There is an entire research field on system theory. The problem is well known but that doesn't mean the answer is simple.
Some basics
First, let me write your problem in a more common notation. In general, a discrete linear system is described as:
$x_{k+1} = Ax_k + Bu_k $
$y_{k} = Cx_k + Du_k $
We call $x$ the internal states and $y$ the observable output. I can be shown that for this system to be stable, it is sufficient that the internal states are stable. This is the case if the eigenvalues $e_i$ of $A$ lie within the unit circle ($|e_i| < 1$).
Alternatively, you can also use a continuous linear system:
$\dot{x} = Ax + Bu $
$y = Cx + Du $
Here, the stability condition is that the real part of the eigenvalues must be smaller than zero. You appear to have mixed up these stability conditions.
Analysis of nonlinear systems
In general, analysing nonlinear systems is pretty hard. That's why we usually calculate a linearisation around some fixed points. Unless the eigenvalues are zero, this linearisation is accurate around the fixed point, so if the linear approximation is stable, the nonlinear system is locally stable around this fixed point.
Black box methods
If the system you are studying is a black box, you will have to estimate the system somehow. The method you have described is not sufficient. Even a simple linear system can have varying responses to signals of different frequencies.
You will need to sample multiple frequencies, either by applying signals separately, or by applying a multi frequency signal like white noise and applying some processing. You can use this to estimate the linear system and draw stability conclusions from there.

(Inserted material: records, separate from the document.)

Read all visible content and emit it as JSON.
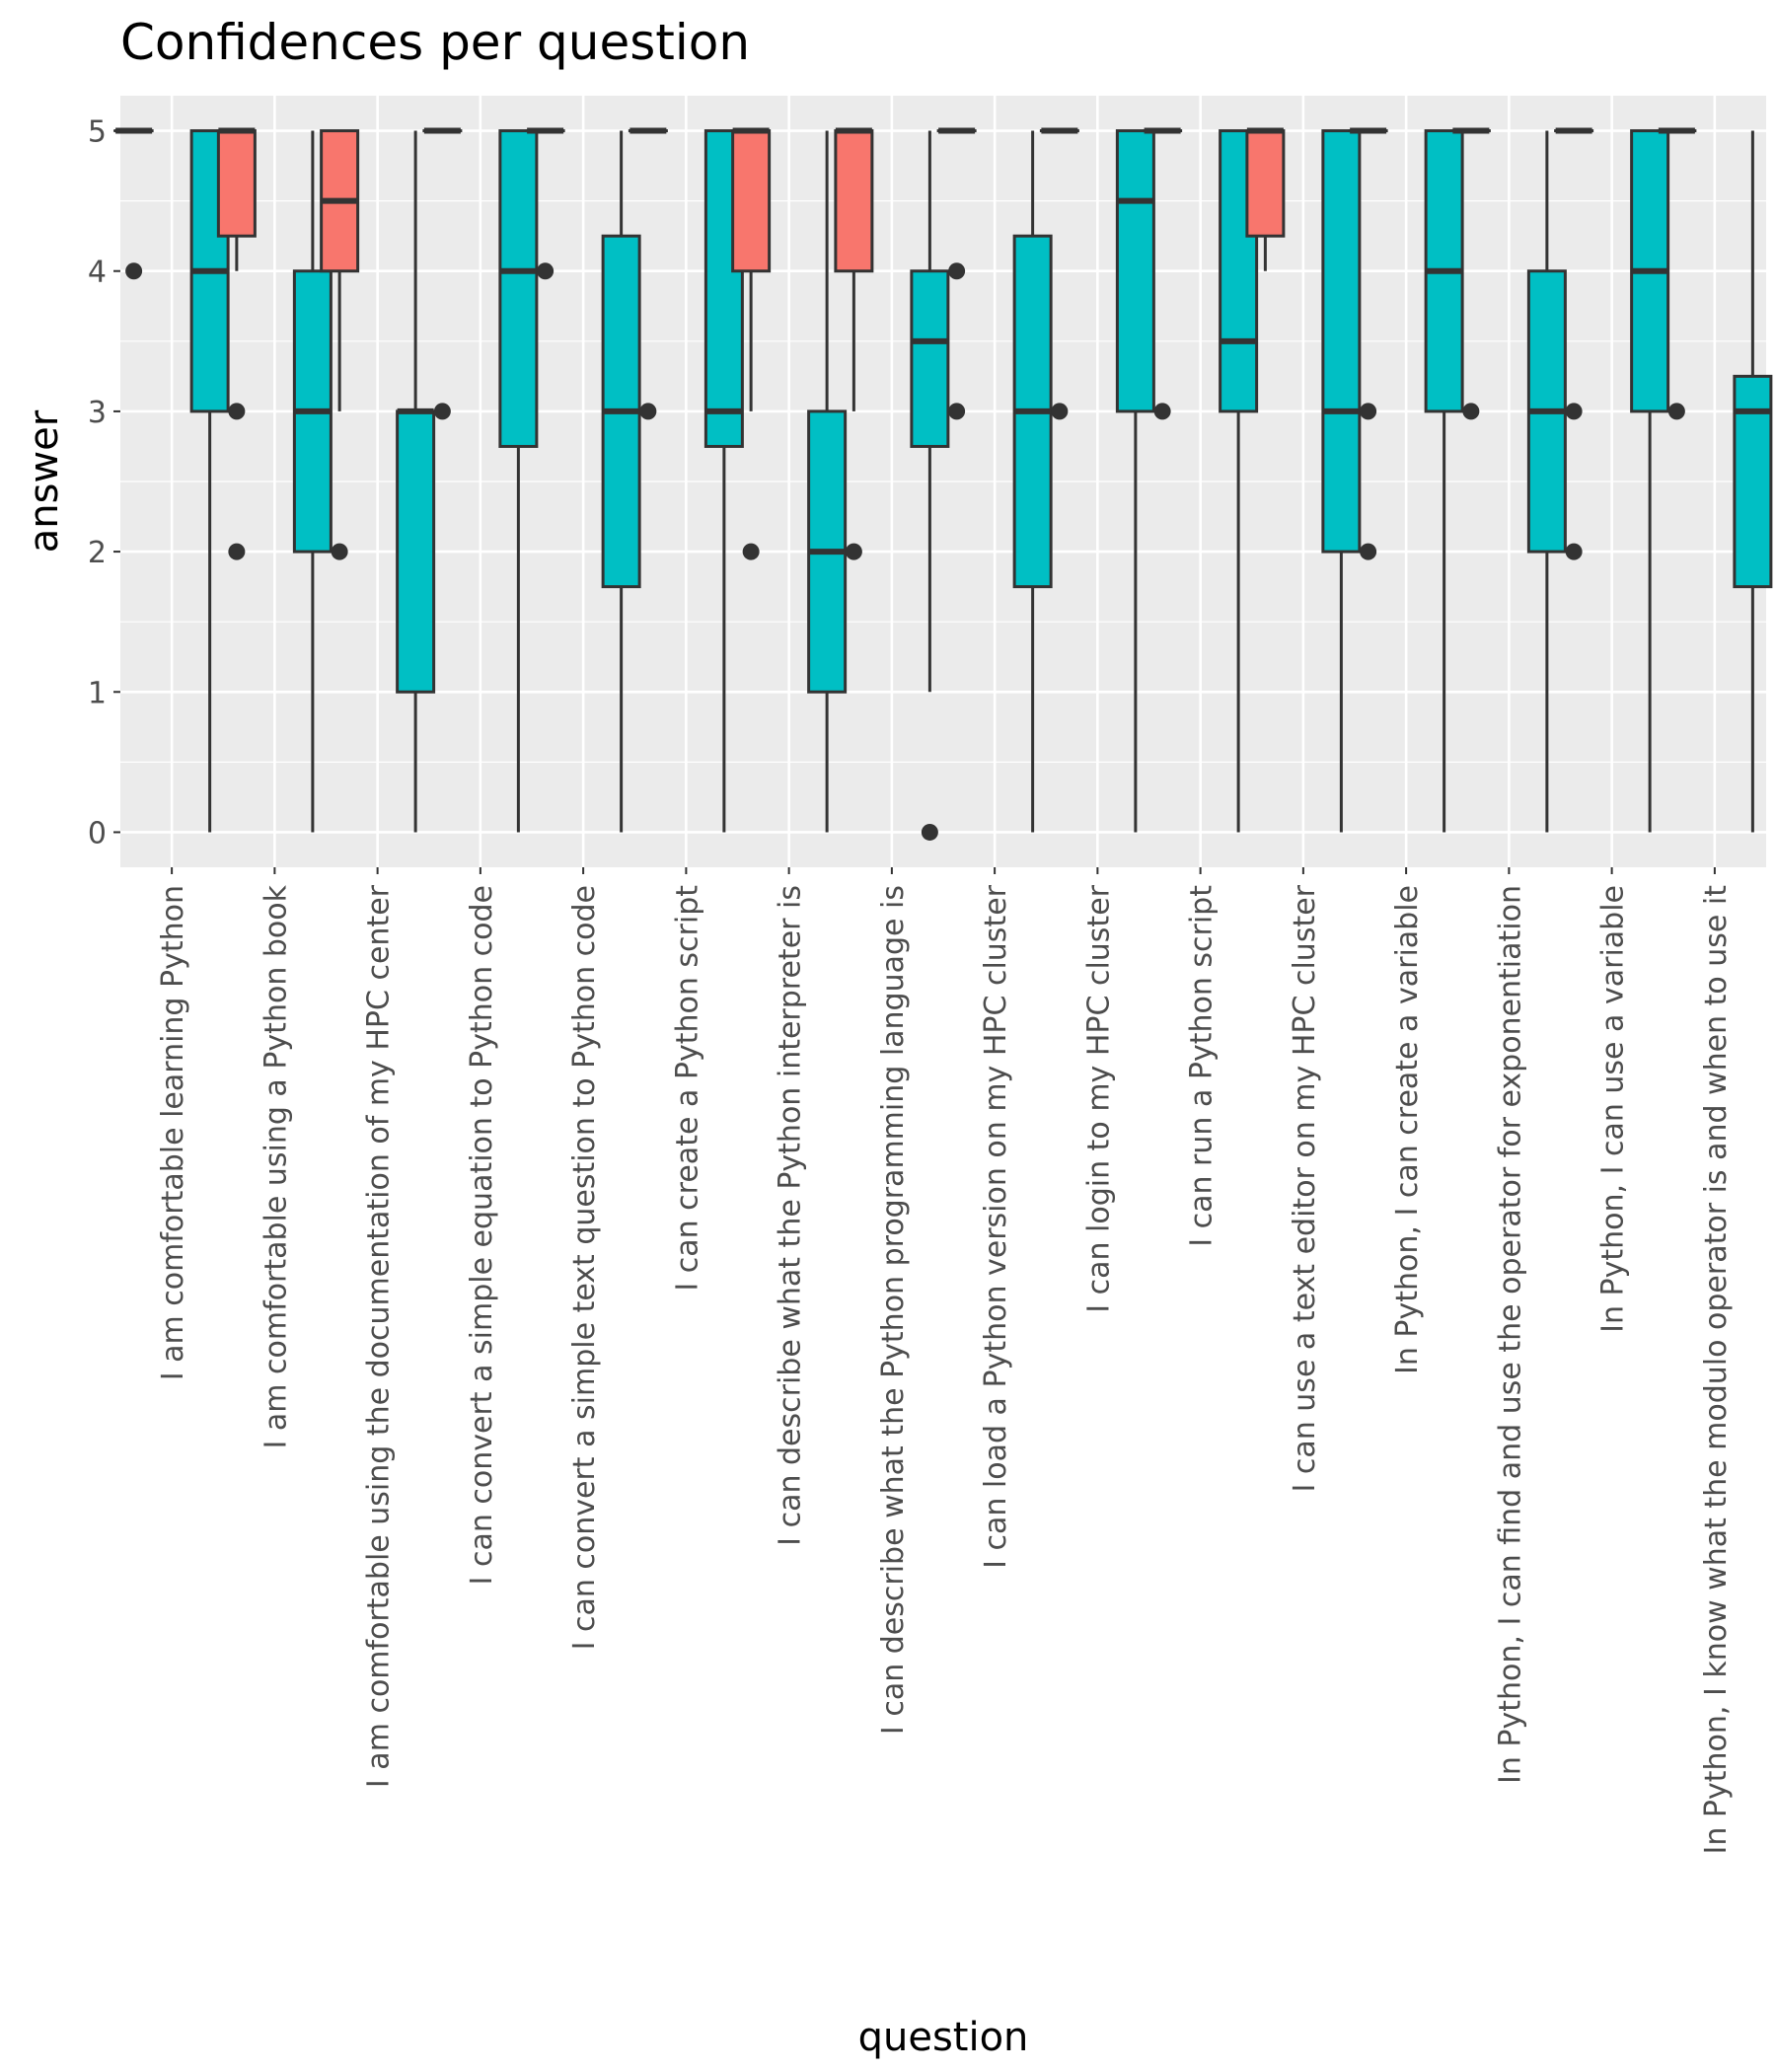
{
  "chart_data": {
    "type": "boxplot",
    "title": "Confidences per question",
    "xlabel": "question",
    "ylabel": "answer",
    "ylim": [
      -0.25,
      5.25
    ],
    "y_ticks": [
      0,
      1,
      2,
      3,
      4,
      5
    ],
    "grid": true,
    "legend": "none",
    "colors": {
      "series_a": "#F8766D",
      "series_b": "#00BFC4",
      "panel": "#EBEBEB",
      "grid": "#FFFFFF",
      "line": "#333333"
    },
    "series": [
      {
        "color": "#F8766D"
      },
      {
        "color": "#00BFC4"
      }
    ],
    "categories": [
      "I am comfortable learning Python",
      "I am comfortable using a Python book",
      "I am comfortable using the documentation of my HPC center",
      "I can convert a simple equation to Python code",
      "I can convert a simple text question to Python code",
      "I can create a Python script",
      "I can describe what the Python interpreter is",
      "I can describe what the Python programming language is",
      "I can load a Python version on my HPC cluster",
      "I can login to my HPC cluster",
      "I can run a Python script",
      "I can use a text editor on my HPC cluster",
      "In Python, I can create a variable",
      "In Python, I can find and use the operator for exponentiation",
      "In Python, I can use a variable",
      "In Python, I know what the modulo operator is and when to use it"
    ],
    "boxes": [
      [
        {
          "min": 5,
          "q1": 5,
          "median": 5,
          "q3": 5,
          "max": 5,
          "outliers": [
            4
          ]
        },
        {
          "min": 0,
          "q1": 3,
          "median": 4,
          "q3": 5,
          "max": 5,
          "outliers": []
        }
      ],
      [
        {
          "min": 4,
          "q1": 4.25,
          "median": 5,
          "q3": 5,
          "max": 5,
          "outliers": [
            3,
            2
          ]
        },
        {
          "min": 0,
          "q1": 2,
          "median": 3,
          "q3": 4,
          "max": 5,
          "outliers": []
        }
      ],
      [
        {
          "min": 3,
          "q1": 4,
          "median": 4.5,
          "q3": 5,
          "max": 5,
          "outliers": [
            2
          ]
        },
        {
          "min": 0,
          "q1": 1,
          "median": 3,
          "q3": 3,
          "max": 5,
          "outliers": []
        }
      ],
      [
        {
          "min": 5,
          "q1": 5,
          "median": 5,
          "q3": 5,
          "max": 5,
          "outliers": [
            3
          ]
        },
        {
          "min": 0,
          "q1": 2.75,
          "median": 4,
          "q3": 5,
          "max": 5,
          "outliers": []
        }
      ],
      [
        {
          "min": 5,
          "q1": 5,
          "median": 5,
          "q3": 5,
          "max": 5,
          "outliers": [
            4
          ]
        },
        {
          "min": 0,
          "q1": 1.75,
          "median": 3,
          "q3": 4.25,
          "max": 5,
          "outliers": []
        }
      ],
      [
        {
          "min": 5,
          "q1": 5,
          "median": 5,
          "q3": 5,
          "max": 5,
          "outliers": [
            3
          ]
        },
        {
          "min": 0,
          "q1": 2.75,
          "median": 3,
          "q3": 5,
          "max": 5,
          "outliers": []
        }
      ],
      [
        {
          "min": 3,
          "q1": 4,
          "median": 5,
          "q3": 5,
          "max": 5,
          "outliers": [
            2
          ]
        },
        {
          "min": 0,
          "q1": 1,
          "median": 2,
          "q3": 3,
          "max": 5,
          "outliers": []
        }
      ],
      [
        {
          "min": 3,
          "q1": 4,
          "median": 5,
          "q3": 5,
          "max": 5,
          "outliers": [
            2
          ]
        },
        {
          "min": 1,
          "q1": 2.75,
          "median": 3.5,
          "q3": 4,
          "max": 5,
          "outliers": [
            0
          ]
        }
      ],
      [
        {
          "min": 5,
          "q1": 5,
          "median": 5,
          "q3": 5,
          "max": 5,
          "outliers": [
            4,
            3
          ]
        },
        {
          "min": 0,
          "q1": 1.75,
          "median": 3,
          "q3": 4.25,
          "max": 5,
          "outliers": []
        }
      ],
      [
        {
          "min": 5,
          "q1": 5,
          "median": 5,
          "q3": 5,
          "max": 5,
          "outliers": [
            3
          ]
        },
        {
          "min": 0,
          "q1": 3,
          "median": 4.5,
          "q3": 5,
          "max": 5,
          "outliers": []
        }
      ],
      [
        {
          "min": 5,
          "q1": 5,
          "median": 5,
          "q3": 5,
          "max": 5,
          "outliers": [
            3
          ]
        },
        {
          "min": 0,
          "q1": 3,
          "median": 3.5,
          "q3": 5,
          "max": 5,
          "outliers": []
        }
      ],
      [
        {
          "min": 4,
          "q1": 4.25,
          "median": 5,
          "q3": 5,
          "max": 5,
          "outliers": []
        },
        {
          "min": 0,
          "q1": 2,
          "median": 3,
          "q3": 5,
          "max": 5,
          "outliers": []
        }
      ],
      [
        {
          "min": 5,
          "q1": 5,
          "median": 5,
          "q3": 5,
          "max": 5,
          "outliers": [
            3,
            2
          ]
        },
        {
          "min": 0,
          "q1": 3,
          "median": 4,
          "q3": 5,
          "max": 5,
          "outliers": []
        }
      ],
      [
        {
          "min": 5,
          "q1": 5,
          "median": 5,
          "q3": 5,
          "max": 5,
          "outliers": [
            3
          ]
        },
        {
          "min": 0,
          "q1": 2,
          "median": 3,
          "q3": 4,
          "max": 5,
          "outliers": []
        }
      ],
      [
        {
          "min": 5,
          "q1": 5,
          "median": 5,
          "q3": 5,
          "max": 5,
          "outliers": [
            3,
            2
          ]
        },
        {
          "min": 0,
          "q1": 3,
          "median": 4,
          "q3": 5,
          "max": 5,
          "outliers": []
        }
      ],
      [
        {
          "min": 5,
          "q1": 5,
          "median": 5,
          "q3": 5,
          "max": 5,
          "outliers": [
            3
          ]
        },
        {
          "min": 0,
          "q1": 1.75,
          "median": 3,
          "q3": 3.25,
          "max": 5,
          "outliers": []
        }
      ]
    ]
  }
}
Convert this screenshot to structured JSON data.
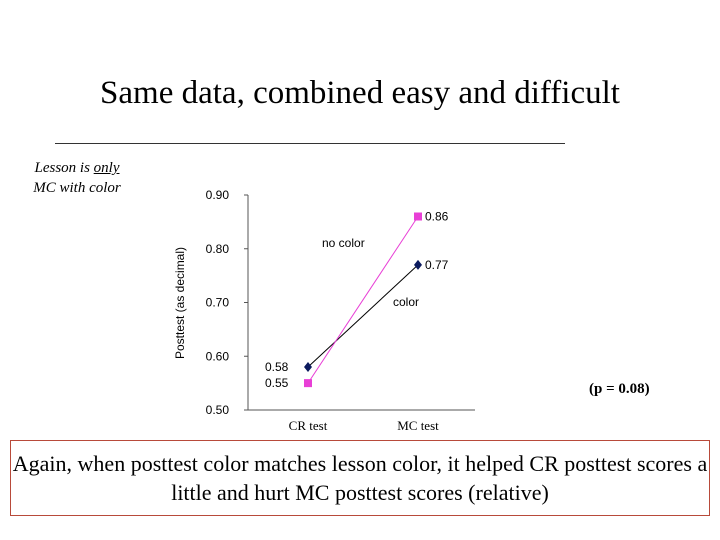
{
  "title": "Same data, combined easy and difficult",
  "lesson_note": {
    "line1_prefix": "Lesson is ",
    "line1_underlined": "only",
    "line2": "MC with color"
  },
  "p_value_note": "(p = 0.08)",
  "caption": "Again, when posttest color matches lesson color, it helped CR posttest scores a little and hurt MC posttest scores (relative)",
  "chart_data": {
    "type": "line",
    "categories": [
      "CR test",
      "MC test"
    ],
    "ylabel": "Posttest (as decimal)",
    "ylim": [
      0.5,
      0.9
    ],
    "yticks": [
      "0.50",
      "0.60",
      "0.70",
      "0.80",
      "0.90"
    ],
    "grid": false,
    "series": [
      {
        "name": "no color",
        "values": [
          0.58,
          0.77
        ],
        "labels": [
          "0.58",
          "0.77"
        ],
        "color": "#0b1a5e",
        "marker": "diamond"
      },
      {
        "name": "color",
        "values": [
          0.55,
          0.86
        ],
        "labels": [
          "0.55",
          "0.86"
        ],
        "color": "#e83fd6",
        "marker": "square"
      }
    ]
  }
}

Edit: Specifics about feedback and your problem
I didn't understand from your question that you have access to the linear response functions. For brevity, I'm going to be working with a continuous time system from now on. I'll also be use the laplace transform representation of the transfer function.
Let's say that we have a first system (the microphone) with transfer function $A(s)$ and second system with transfer function $B(s)$. Putting these two after eachother in a feedback loop results in the following transfer function: $\frac{A(s)B(s)}{1 - A(s)B(s)}$ (you can find this derivation online, or i can write it out for you if you are interested). This transfer function should be a rational function for a linear system, with zeros $z_i$ and poles $p_i$. The stability of the system depends on the poles $p_i$, if their real part is positive, we have instability.
The problem is, i don't think we have access to the full complex transfer functions here. We only have the Fourier transform, which (if it exists) amounts to the laplace transform with imaginary $s$. The Fourier transform doesn't tell you everything about the system. It ignores any transient behaviour and gives you the frequency response after everything has settled down. If we get instability, the signal is constantly changing so this transient behaviour is important.
Small example
Let's say that AB combined (without feedback) amounts to the following system:
$x_{k+1} = au_k\\
y_k = x_k$.
Then the z transform (a discrete equivalent to laplace) of the open loop system is $az^{-1}$. The closed loop system then has a transfer function $\frac{az^{-1}}{(1-az^{-1})}$
The open loop system just copies the original signal one unit of delay later (and slightly amplified). But the closed loop system behaves differently. An impulse will result in a step function that decays according to $a$: $y_k = a^ku[k-1]$, with $u$ the unit step function.
In this simple system, you get your intuitive solution, if $|a| > 1$, you get instability. You can also see that $a$ is a pole of the closed loop transfer function.
In a more complicated example, you will have more memory in the system opening up the potential for destructive interference of the signal. However, the intuitive rule should still work most of the time.